The Financial Times is reporting this morning that “financing for US states, cities and other municipalities has ground to a halt and borrowing costs have risen as the latest chapter of the credit crunch unfolds.” In other words, cities and school districts that need to sell bonds to raise money for schools, bridges and convention center hotels can’t do it.

The FT (as those of us who are savvy international investors call the paper) says “In the last two weeks, roughly $10bn in new municipal issuance has been shelved, including two issues from the state of New York.” In addition, interest rates for the highest quality municipal bonds were 5.24 percent on Wednesday, the highest in six years and up from 4.85 percent on Sept. 12.

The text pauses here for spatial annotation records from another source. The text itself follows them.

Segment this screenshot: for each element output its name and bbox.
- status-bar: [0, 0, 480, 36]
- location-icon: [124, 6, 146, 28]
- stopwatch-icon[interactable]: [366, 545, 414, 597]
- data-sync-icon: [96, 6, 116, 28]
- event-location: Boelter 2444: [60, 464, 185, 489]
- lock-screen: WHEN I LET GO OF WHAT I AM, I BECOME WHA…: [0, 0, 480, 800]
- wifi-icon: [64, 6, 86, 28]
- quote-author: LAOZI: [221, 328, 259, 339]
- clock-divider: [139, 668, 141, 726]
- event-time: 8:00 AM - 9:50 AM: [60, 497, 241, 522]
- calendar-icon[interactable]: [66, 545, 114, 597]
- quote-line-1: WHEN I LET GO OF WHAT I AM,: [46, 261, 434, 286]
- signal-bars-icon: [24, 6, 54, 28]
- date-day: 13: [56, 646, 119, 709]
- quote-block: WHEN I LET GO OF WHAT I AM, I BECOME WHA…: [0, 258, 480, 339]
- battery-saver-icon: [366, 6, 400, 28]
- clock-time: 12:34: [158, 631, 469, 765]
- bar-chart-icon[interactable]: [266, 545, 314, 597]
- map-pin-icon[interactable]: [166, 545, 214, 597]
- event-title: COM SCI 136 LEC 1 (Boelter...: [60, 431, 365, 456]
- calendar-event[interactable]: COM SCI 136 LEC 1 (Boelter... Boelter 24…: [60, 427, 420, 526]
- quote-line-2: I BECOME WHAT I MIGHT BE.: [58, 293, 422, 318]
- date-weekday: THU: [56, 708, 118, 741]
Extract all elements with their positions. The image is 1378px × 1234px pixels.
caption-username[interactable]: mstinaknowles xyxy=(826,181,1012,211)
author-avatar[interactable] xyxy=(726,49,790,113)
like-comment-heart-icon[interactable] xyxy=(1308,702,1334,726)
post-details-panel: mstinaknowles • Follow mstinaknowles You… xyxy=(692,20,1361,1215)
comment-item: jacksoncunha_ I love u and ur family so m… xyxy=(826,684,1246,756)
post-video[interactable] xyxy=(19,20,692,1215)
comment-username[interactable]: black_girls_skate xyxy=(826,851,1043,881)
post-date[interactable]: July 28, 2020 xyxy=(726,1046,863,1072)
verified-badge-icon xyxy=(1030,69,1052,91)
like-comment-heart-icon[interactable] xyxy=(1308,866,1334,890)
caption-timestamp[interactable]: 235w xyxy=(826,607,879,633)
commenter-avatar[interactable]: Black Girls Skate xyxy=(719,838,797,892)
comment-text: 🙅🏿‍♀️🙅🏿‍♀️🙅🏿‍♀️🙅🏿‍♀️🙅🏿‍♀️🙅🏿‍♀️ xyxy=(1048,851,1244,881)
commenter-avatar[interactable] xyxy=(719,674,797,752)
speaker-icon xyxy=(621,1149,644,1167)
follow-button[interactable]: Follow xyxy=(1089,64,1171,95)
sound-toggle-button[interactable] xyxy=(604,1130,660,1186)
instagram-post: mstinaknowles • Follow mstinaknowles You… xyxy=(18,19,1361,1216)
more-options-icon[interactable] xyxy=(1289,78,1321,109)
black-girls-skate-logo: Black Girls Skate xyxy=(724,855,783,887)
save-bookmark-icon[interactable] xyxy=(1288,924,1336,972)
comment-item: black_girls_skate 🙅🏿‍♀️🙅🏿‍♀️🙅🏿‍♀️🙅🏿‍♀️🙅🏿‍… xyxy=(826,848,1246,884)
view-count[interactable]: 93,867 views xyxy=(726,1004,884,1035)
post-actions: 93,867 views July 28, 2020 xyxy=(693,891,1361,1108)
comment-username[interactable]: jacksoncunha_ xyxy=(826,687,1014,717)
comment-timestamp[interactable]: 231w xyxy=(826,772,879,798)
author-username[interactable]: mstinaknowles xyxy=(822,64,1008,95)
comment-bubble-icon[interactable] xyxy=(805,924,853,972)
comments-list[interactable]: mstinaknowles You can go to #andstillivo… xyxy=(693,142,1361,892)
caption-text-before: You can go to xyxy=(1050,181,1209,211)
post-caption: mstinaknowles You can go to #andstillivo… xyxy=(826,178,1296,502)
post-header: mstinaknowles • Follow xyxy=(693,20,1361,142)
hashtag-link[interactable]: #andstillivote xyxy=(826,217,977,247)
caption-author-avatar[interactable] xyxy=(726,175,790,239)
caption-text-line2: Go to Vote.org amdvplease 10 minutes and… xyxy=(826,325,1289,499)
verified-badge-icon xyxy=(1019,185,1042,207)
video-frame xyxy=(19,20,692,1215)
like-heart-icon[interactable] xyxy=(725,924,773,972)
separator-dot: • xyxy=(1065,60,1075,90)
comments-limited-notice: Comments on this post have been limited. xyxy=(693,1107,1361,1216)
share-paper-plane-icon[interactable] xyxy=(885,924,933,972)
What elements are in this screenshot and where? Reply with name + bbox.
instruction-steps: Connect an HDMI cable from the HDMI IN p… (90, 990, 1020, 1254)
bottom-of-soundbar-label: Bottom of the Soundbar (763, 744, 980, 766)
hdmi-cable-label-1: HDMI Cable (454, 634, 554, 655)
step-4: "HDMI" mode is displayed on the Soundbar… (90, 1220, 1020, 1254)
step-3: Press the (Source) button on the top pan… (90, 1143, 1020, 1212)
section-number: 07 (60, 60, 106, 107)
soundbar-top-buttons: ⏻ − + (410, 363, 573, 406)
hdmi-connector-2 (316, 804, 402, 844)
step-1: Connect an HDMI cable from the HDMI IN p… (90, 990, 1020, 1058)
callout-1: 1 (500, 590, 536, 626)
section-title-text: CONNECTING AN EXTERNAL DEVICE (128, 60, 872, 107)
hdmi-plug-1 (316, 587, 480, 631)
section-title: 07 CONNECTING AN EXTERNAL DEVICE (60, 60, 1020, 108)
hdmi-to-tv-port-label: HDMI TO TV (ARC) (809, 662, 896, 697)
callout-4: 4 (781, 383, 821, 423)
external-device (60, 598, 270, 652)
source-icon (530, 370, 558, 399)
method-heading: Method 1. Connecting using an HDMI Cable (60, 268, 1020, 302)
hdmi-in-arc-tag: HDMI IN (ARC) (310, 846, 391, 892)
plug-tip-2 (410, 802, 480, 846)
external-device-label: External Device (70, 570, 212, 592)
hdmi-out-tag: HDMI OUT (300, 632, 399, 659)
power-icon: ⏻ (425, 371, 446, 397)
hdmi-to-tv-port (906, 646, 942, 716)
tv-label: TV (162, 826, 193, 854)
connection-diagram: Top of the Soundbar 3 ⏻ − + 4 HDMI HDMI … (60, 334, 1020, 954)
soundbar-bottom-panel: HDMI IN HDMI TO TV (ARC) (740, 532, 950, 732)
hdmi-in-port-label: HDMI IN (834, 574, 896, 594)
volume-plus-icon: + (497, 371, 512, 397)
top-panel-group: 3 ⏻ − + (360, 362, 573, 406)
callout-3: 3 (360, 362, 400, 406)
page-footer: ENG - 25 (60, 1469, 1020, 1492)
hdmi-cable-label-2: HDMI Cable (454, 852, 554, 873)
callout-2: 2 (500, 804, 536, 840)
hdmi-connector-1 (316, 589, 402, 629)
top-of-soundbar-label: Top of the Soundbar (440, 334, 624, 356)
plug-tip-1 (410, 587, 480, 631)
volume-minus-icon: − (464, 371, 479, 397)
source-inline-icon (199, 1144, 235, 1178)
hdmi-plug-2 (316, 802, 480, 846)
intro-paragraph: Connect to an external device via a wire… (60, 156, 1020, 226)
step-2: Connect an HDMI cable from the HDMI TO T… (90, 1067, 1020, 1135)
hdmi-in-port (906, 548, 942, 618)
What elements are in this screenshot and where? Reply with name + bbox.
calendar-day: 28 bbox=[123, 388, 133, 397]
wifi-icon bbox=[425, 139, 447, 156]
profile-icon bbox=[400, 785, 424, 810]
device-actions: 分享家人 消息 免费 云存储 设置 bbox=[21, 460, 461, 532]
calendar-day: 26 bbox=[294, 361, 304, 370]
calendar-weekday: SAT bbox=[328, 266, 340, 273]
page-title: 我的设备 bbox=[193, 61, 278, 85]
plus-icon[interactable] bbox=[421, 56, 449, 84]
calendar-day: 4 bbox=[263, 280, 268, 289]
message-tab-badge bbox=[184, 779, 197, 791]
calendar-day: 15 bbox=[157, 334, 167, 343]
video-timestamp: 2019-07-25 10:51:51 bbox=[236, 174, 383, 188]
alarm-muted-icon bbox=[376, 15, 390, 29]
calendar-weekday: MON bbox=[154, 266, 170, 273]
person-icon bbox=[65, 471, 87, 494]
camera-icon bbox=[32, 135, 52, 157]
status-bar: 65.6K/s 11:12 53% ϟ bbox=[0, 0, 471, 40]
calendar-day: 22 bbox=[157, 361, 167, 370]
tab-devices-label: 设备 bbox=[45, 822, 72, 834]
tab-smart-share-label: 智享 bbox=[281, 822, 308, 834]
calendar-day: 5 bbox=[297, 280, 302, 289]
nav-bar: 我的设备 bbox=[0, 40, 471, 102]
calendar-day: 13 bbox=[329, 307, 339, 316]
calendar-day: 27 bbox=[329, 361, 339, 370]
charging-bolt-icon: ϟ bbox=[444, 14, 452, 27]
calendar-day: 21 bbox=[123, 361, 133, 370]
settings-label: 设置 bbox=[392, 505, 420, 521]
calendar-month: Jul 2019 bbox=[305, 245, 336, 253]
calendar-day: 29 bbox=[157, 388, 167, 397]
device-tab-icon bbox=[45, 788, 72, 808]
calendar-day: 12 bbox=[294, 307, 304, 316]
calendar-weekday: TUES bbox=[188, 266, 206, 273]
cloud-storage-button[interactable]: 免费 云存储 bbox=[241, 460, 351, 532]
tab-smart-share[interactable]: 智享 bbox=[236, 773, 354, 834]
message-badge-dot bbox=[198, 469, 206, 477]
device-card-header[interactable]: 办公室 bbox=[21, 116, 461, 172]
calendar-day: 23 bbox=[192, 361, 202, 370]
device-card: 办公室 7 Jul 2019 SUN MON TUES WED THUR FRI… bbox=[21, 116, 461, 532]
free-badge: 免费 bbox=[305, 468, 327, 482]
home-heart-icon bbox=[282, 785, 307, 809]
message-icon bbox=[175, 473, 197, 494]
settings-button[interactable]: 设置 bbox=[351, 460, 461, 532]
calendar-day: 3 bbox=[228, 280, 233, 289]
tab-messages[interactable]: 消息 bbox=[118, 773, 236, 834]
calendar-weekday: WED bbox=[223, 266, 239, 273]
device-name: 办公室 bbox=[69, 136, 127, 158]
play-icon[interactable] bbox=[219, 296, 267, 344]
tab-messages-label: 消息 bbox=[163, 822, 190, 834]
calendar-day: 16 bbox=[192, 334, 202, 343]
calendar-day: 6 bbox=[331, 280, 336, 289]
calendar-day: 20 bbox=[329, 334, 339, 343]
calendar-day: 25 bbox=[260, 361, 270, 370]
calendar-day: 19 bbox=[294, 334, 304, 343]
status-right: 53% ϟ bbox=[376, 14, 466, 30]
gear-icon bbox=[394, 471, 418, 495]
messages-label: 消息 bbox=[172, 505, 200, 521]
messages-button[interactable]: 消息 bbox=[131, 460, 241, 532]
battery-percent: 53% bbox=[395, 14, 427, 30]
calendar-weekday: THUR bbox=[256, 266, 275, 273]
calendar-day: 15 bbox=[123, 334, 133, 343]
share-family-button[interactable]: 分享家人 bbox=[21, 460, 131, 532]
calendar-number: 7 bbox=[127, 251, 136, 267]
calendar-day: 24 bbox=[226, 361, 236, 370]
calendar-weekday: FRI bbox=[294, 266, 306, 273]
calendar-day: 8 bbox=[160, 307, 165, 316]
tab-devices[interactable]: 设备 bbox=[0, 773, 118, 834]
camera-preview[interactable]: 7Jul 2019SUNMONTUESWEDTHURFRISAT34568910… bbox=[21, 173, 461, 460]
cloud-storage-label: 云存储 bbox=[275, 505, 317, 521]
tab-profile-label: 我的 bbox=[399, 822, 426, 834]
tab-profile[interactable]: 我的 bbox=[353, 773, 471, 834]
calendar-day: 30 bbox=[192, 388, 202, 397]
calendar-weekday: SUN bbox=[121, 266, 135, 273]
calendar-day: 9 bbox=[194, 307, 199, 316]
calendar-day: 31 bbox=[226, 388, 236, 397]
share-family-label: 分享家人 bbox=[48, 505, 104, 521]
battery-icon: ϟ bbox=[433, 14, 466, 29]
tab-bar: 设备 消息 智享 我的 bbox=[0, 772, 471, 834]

The city plans to sell $550 million worth of debt from something called an LGC (a separate corporation established by the city). The LGC would issue tax-exempt bonds, and the bonds would be repaid from hotel revenue.

What does all this mean in English? It means it will be increasingly difficult to sell the bonds to finance the hotel, and that the interest rate that the city will pay will be much higher than anticipated. This means the hotel will have to be more profitable than first budgeted to pay the debt.

I don’t know that the argument has ever been whether we need the hotel or not. Wamre, who has been our point man on the hotel, has taken a lot of guff from visitors who think he is inalterably opposed to it. He isn’t. He just thinks there’s a better way, using the private sector. And the news from the financial markets seems to bear him out.